Not necessarily, but you do need to check. Some products are exempt, and whilst a document is still required to demonstrate exemption, this procedure is low cost and fairly pain free. Most certification is easier to obtain than it used to be, when certain companies held a virtual monopoly in this area. Most items will need to be certified though, and you certainly need to find out. The last place you want to find out about errors is at the border…
Is a Declaration of Conformity the same as a Certificate?
No. A Declaration of Conformity differs from a Certificate of Conformity in the degree and placement of liability. A manufacturer cannot apply for a Declaration because it must be backed by an Importer of Record, a locally registered entity. There are significant differences in the method of obtaining the certificate, and the documents needed. But you don’t need to worry about that; that’s our job!
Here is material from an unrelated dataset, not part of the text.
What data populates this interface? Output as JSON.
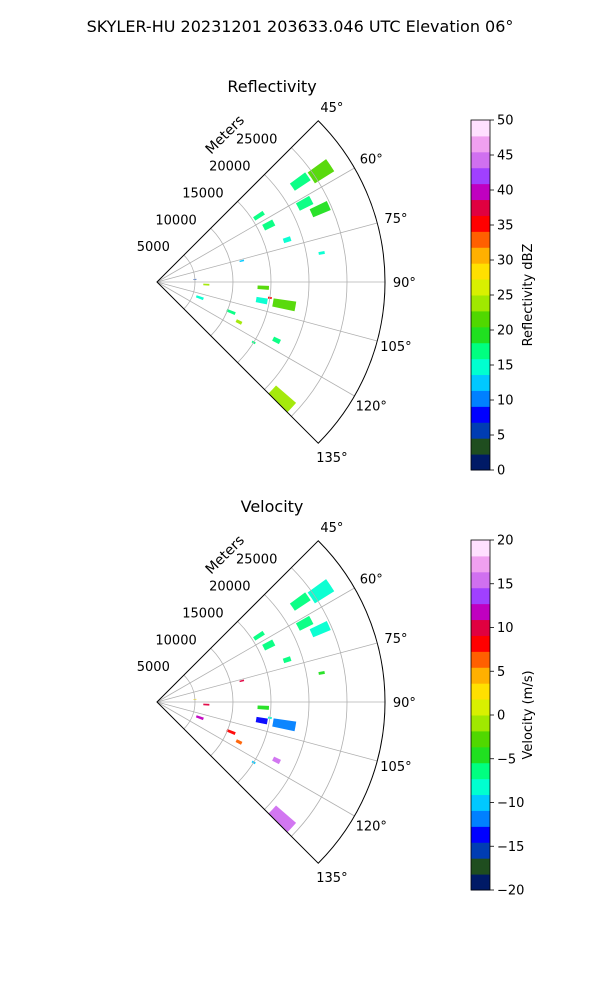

It may be that your company requires an audit of the goods before issuing of Declarations. This cost is the sole responsibility of the applicant. Once the issuing authority has approved your goods meet the Technical Regulations, your documents will be notarised and issued. This means that the exporter (via your Russian entity), are declaring that the products being sent adhere to the MSDS (Manufacturers Safety Data Sheet) submitted with the application.
A Certificate of Conformity can be made in the name of the foreign manufacturer or suppliers name. They come with a validity between three or five years, where commonly they were for single shipment or one or two years. These are valid throughout all EEU member states.